Mientras ayudaba a su exnovia durante el parto, el médico palideció apenas apareció el bebé.
La sala de maternidad estaba abarrotada esa mañana. En un gran hospital en el corazón de Ciudad de México, el silencio era inusual. El Dr. Alejandro acababa de realizar una cesárea cuando recibió una llamada repentina: una mujer en labor de parto, casi completamente dilatada, necesitaba atención inmediata.
Corrió a cambiarse de ropa y entró en la sala de partos. Pero en cuanto su mirada se cruzó con la de la paciente, se quedó paralizado.
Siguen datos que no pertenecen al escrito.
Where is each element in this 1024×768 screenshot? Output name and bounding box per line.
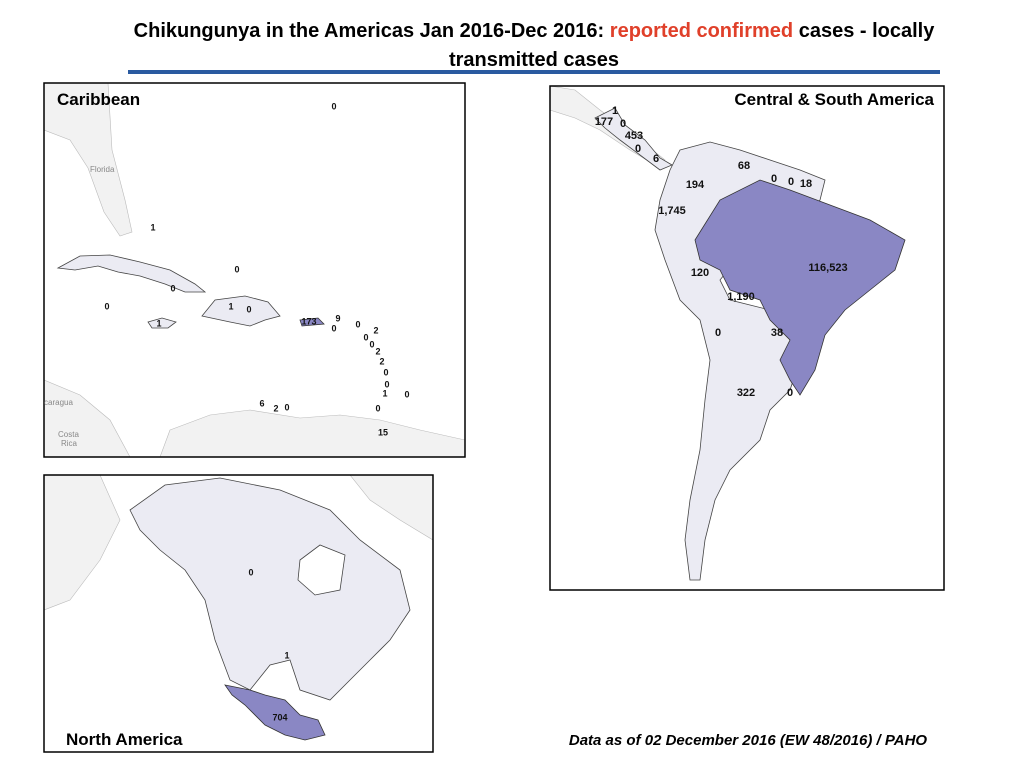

Era Valeria, su antigua amante, la mujer que lo había apoyado durante siete años antes de desaparecer repentinamente sin explicación. Ahora yacía allí, sudando, con el estómago encogido, lista para rendirse, aferrada a su teléfono, con el rostro lleno de gratitud, una mezcla de miedo e incredulidad.
“¿Eres… el médico jefe?” susurró.
Alejandro no dijo nada. Asintió brevemente y adelantó la camilla.
El parto resultó arriesgado. La presión arterial de Valeria se desplomó, la frecuencia cardíaca del feto se debilitó y fue necesario tomar medidas urgentes. Sin embargo, Alejandro mantuvo la calma; su equipo, tenso pero unido, trabajaba en perfecta sincronía.
Después de casi cuarenta agotadores minutos, el bebé salió.